Entonces, en estos tiempos de pandemia, la pregunta es: ¿cómo protegerse y evitar la propagación del coronavirus cuando tiene tan poca agua? Para la ONG Modatima (Movimiento por el derecho al agua, la tierra y el medio ambiente), la respuesta es simple: «El pueblo ayuda al pueblo», la gente ayuda a la gente. Este es el nombre de la campaña que se desplegó con urgencia para recaudar fondos y entregar dos latas de agua de seis litros por persona a las zonas rurales más afectadas por la sequía y la falta de agua. “Las personas acumulan agua en recipientes para lavarse las manos con la mayor frecuencia posible. Pero es agua estancada y en cantidad insuficiente. El municipio de Petorca hace lo que puede pero tiene poco dinero y pocos recursos, por lo que no tenemos otra opción, debemos ayudarnos mutuamente y estar unidos donde el estado no asume sus responsabilidades. La indiferencia del gobierno es una grave violación del derecho al agua», confía a Reporterre, Rodrigo Mundaca, fundador de Modatima.
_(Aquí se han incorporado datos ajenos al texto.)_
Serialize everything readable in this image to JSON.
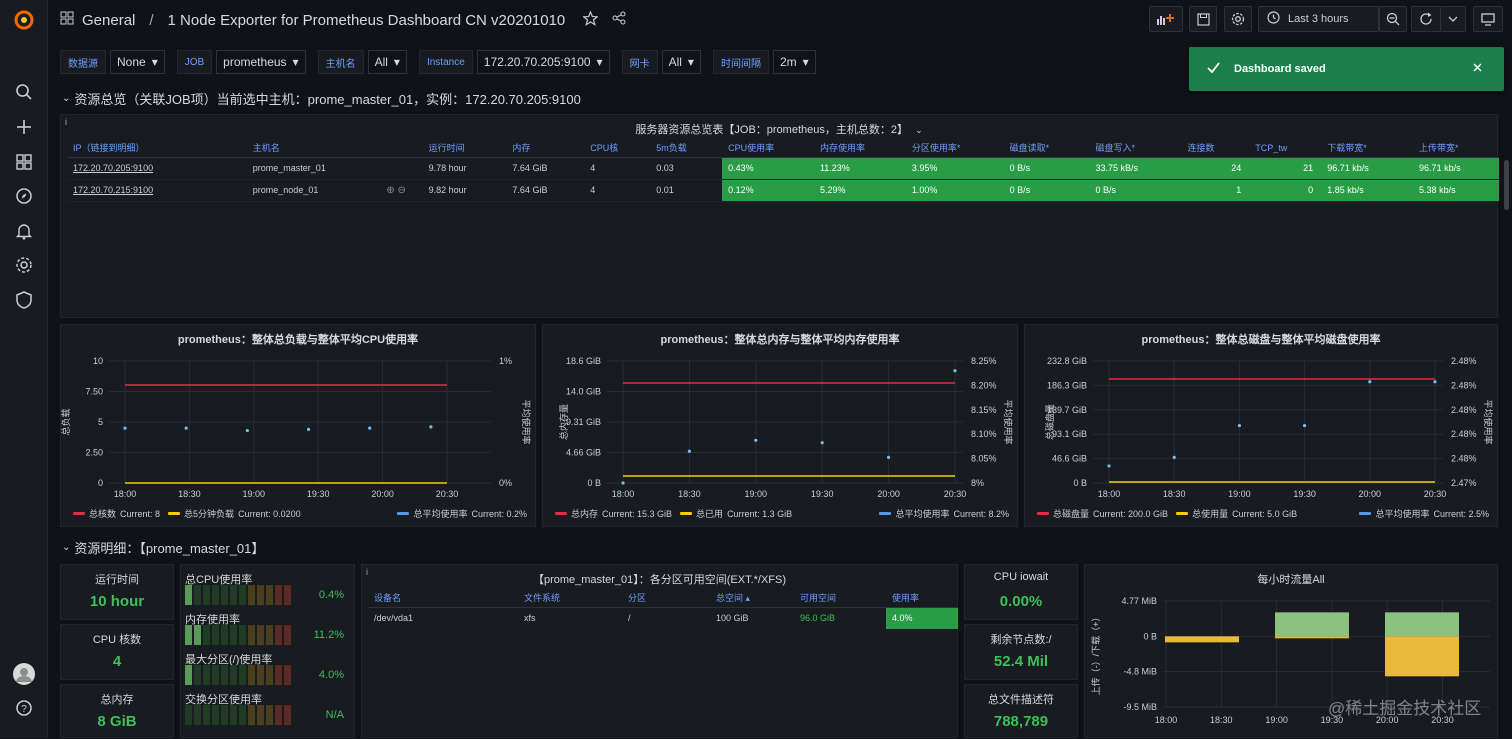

A pesar de Covid-19, la ira social y la desconfianza extrema de las autoridades no han disminuido
Un diputado de la oposición, Diego Ibáñez, también se acercó al plato pidiendo la implementación urgente de un protocolo especial de salud para la provincia de Petorca: «Como mínimo, debemos enviar un kit de necesidades básicas que incluya gel desinfectante , mascarillas, guantes y champú seco para comunidades rurales sin agua. Los habitantes son bombardeados con información que no pueden respetar y que los angustia».
A la espera del pico de contaminación que el Ministro de Salud predice a principios de mayo, los chilenos tienen en cuenta la próxima fecha crucial en su historia democrática: el 25 de octubre de 2020, fecha en que se pospuso el referéndum sobre la nueva constitución. tener lugar en abril. Rodrigo Mundaca, mientras distribuye latas de agua a sus vecinos, sigue lúcido sobre los desafíos futuros: “Al distribuir el agua, estamos respondiendo a la emergencia humanitaria pero estamos muy preocupados por el futuro. Esta pandemia ha resaltado que el sistema actual genera pobreza y pone en peligro a los más vulnerables, como aquellos que no tienen acceso al agua. La pandemia pasará. Pero ahora debemos establecer un nuevo paradigma de la sociedad, en la escala de Chile y en una escala global».